Détermination numérique des mouvements d'un coin salé

Abstract

Salt wedges are apt to form in river estuaries under certain flow conditions and eventually to extend several kilometres upstream. Where the river bed is fairly even and the tide not strong enough for sudden flow reversals to take place, there is little exchange between the two layers and an interface can be assumed to exist. Slight exchange does in fact frequently take place, however, and the interface can be defined as the locus of points at which the fluid density is the mean of those of the two layers. The problem is thus one of unsteady flow of two fluids of different densities with a free surface and an interface. The equations assuming gradually varying flows lead to a differential system comprising equations (7), (8), (10), (11), (14) and (15). Equation (23) gives the slopes of the four characteristics in each section and relationship (30) is satisfied on each characteristic. If condition (28) is satisfied the four characteristics are real and the problem is hyperbolic. Equation (23) enables the characteristics of the internal wave system to be distinguished from those of the external wave system ; relationship (29) gives an approximate value for the internal wave system slopes c. The considered region comprises an upstream part without a salt layer and a downstream part with the two layers one above the other ; the salt wedge front progressing at the same speed as the lower layer V1 comes between the two layers. The problem is solved numerically for the normal point with the aid of a Lax-wendroff explicit finite difference scheme.

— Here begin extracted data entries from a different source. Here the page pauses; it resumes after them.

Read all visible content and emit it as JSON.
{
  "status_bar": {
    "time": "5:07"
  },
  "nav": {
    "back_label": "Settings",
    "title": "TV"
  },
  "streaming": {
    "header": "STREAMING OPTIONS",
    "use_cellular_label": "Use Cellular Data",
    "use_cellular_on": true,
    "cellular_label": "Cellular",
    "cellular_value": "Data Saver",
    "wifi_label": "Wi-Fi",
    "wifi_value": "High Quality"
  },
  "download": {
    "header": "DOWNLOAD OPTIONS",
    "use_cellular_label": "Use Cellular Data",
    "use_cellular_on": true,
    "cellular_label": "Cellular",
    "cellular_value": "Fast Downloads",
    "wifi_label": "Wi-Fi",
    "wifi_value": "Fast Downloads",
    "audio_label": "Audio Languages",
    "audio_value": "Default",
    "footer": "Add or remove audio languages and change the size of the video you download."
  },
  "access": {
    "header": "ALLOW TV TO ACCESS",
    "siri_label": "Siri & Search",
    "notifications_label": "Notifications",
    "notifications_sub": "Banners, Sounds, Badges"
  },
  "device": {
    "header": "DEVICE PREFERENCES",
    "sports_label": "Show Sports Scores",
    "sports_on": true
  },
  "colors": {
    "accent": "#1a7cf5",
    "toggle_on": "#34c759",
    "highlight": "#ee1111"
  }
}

The characteristics are used at the ends of the integration domain, but as only those originating inside the domain are used, boundary conditions are required. A discharge/time or stage/time relationship is assumed upstream, and downstream (at the river mouth) a real surface variation relationship. If a second downstream condition is required, a critical section is assumed to become established at the mouth of the river. The steady flow conditions obtained by numerical integration of system (36) are taken as the initial conditions. A computation programme has been developed for a study of salt wedge movements in the Grand Rhone below Arles.